I can hear you groaning – but bear with me.
On the work front I am having an extremely frustrating time. I won’t go into that now but I will tell you about the toilets at the office I am working at.
They are clean and fresh but adorned with laminated Health and Safety posters advising people about how to wash your hands and warning about the dangers of spreading germs.
However, one of these posters has actually proved quite useful. Let me tell you why.
As you can probably imagine, Oman is a very hot country. At the moment it is quite bearable – a cool 28 °C – though earlier this week it crept up to 33 °C. I have heard a number of horror stories about exactly how hot it can get in the summer with temperatures reaching the dizzy heights of 45 to 50 °C. If that isn’t bad enough, Oman is also a very humid country which means the temperature and humidity combine to make life very unpleasant for locals and visitors alike.
All this means that we have the exact reverse of the UK when it comes to how to deal with the unpleasant weather.
In the UK, during winter, our cars are covered in frost and ice, so we start our cars, turn the heating up full blast and spend quite a few minutes de-icing the car. We then sometimes have to drive in gloves because the steering wheel is too cold.
Also, because it is cold and wet and miserable outside, we tend to stay indoors more in our lovely warm, heated and cosy homes. We rely heavily on our boilers, central heating and gas fires to keep us warm.
In Oman it is the complete opposite. In the summer, it is so hot outside that people rush out and start their cars, removing the heat deflectors from their windscreens and switching on their air conditioning up to full blast to turn their cars into mobile fridges. Sometimes the steering wheel is so hot that they have to wear gloves to drive until the car has cooled down.
Because it is so hot and humid outside, the people stay indoors in their cool and comfortable homes. They rely heavily on their air-conditioning to keep them cool.
I’ve heard stories about people walking for a few minutes outside and becoming absolutely drenched in sweat.
Which leads me back to the toilet poster.
Because it gets so hot and sweaty here, there is a very good chance of becoming dehydrated. The poster informs you that you must drink plenty of water and that you can tell exactly how dehydrated you are by the colour of your pee. And if you are not sure of that, there is a colour chart to show you.
Being a man it is easy to look down and see the hue of you urine. I would imagine that women have to wait until they have finished.
Once again, in order to bring this useful information to you, dear reader, I have risked humiliation and some very awkward questions to show you the colour chart.
Yes – that’s right. I have taken my camera into the Gents once more and taken a photo of it.
Here it is.
If you can’t read the catchy slogan – it says:
Healthy pee is 1 to 3. 4 to 8 you must hydrate.
And for once I find this useful because I am certainly not used to the temperatures.

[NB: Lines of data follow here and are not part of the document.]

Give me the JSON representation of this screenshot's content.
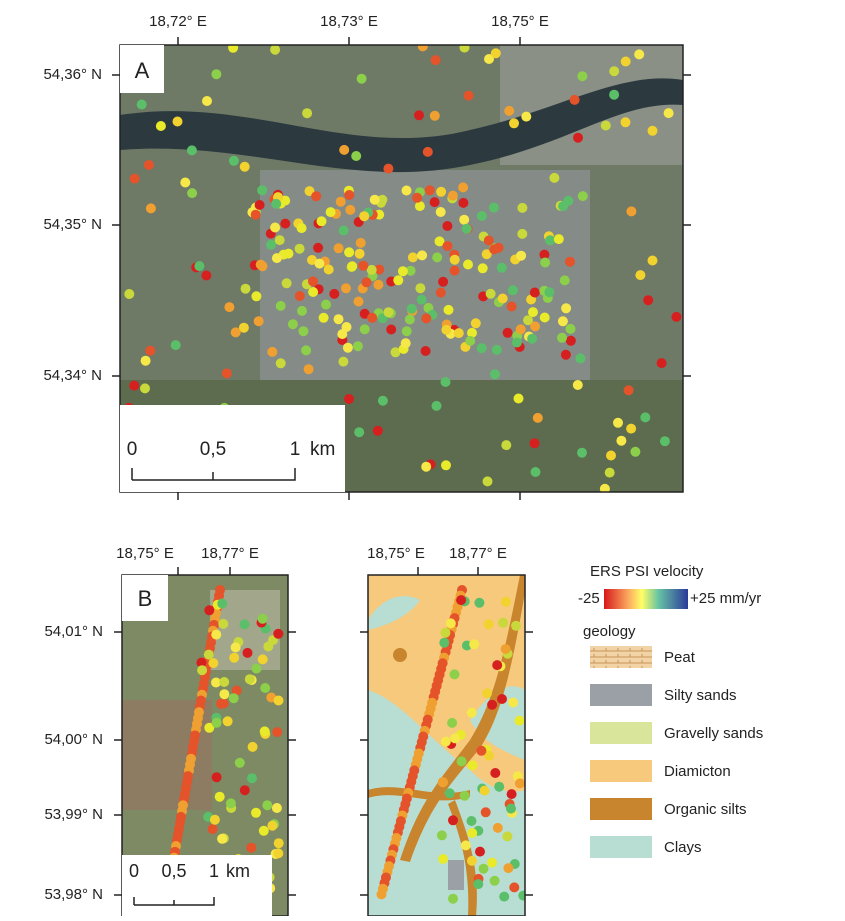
{
  "panel_a": {
    "label": "A",
    "x_ticks": [
      "18,72° E",
      "18,73° E",
      "18,75° E"
    ],
    "y_ticks": [
      "54,36° N",
      "54,35° N",
      "54,34° N"
    ],
    "scale_bar": {
      "ticks": [
        "0",
        "0,5",
        "1"
      ],
      "unit": "km"
    }
  },
  "panel_b": {
    "label": "B",
    "left": {
      "x_ticks": [
        "18,75° E",
        "18,77° E"
      ],
      "y_ticks": [
        "54,01° N",
        "54,00° N",
        "53,99° N",
        "53,98° N"
      ],
      "scale_bar": {
        "ticks": [
          "0",
          "0,5",
          "1"
        ],
        "unit": "km"
      }
    },
    "right": {
      "x_ticks": [
        "18,75° E",
        "18,77° E"
      ]
    }
  },
  "legend": {
    "velocity_title": "ERS PSI velocity",
    "velocity_min": "-25",
    "velocity_max": "+25 mm/yr",
    "geology_title": "geology",
    "geology_items": [
      "Peat",
      "Silty sands",
      "Gravelly sands",
      "Diamicton",
      "Organic silts",
      "Clays"
    ]
  }
}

Of course, the other posters that tell us exactly how to wash, lather and dry our hands are utterly ridiculous and an insult to those of us who have common sense.
I am here for a further two weeks and have to return again in April for another week. I just hope that I am not asked to come back when the temperature and humidity are unbearable.
I don’t want to have to check the colour chart in every toilet I visit.
And I am sure you are curious about whether I am hydrated or not.
Yes I am – falling comfortably in the 1 to 3 range.
I’ll bet you’re relieved to hear that, aren’t you?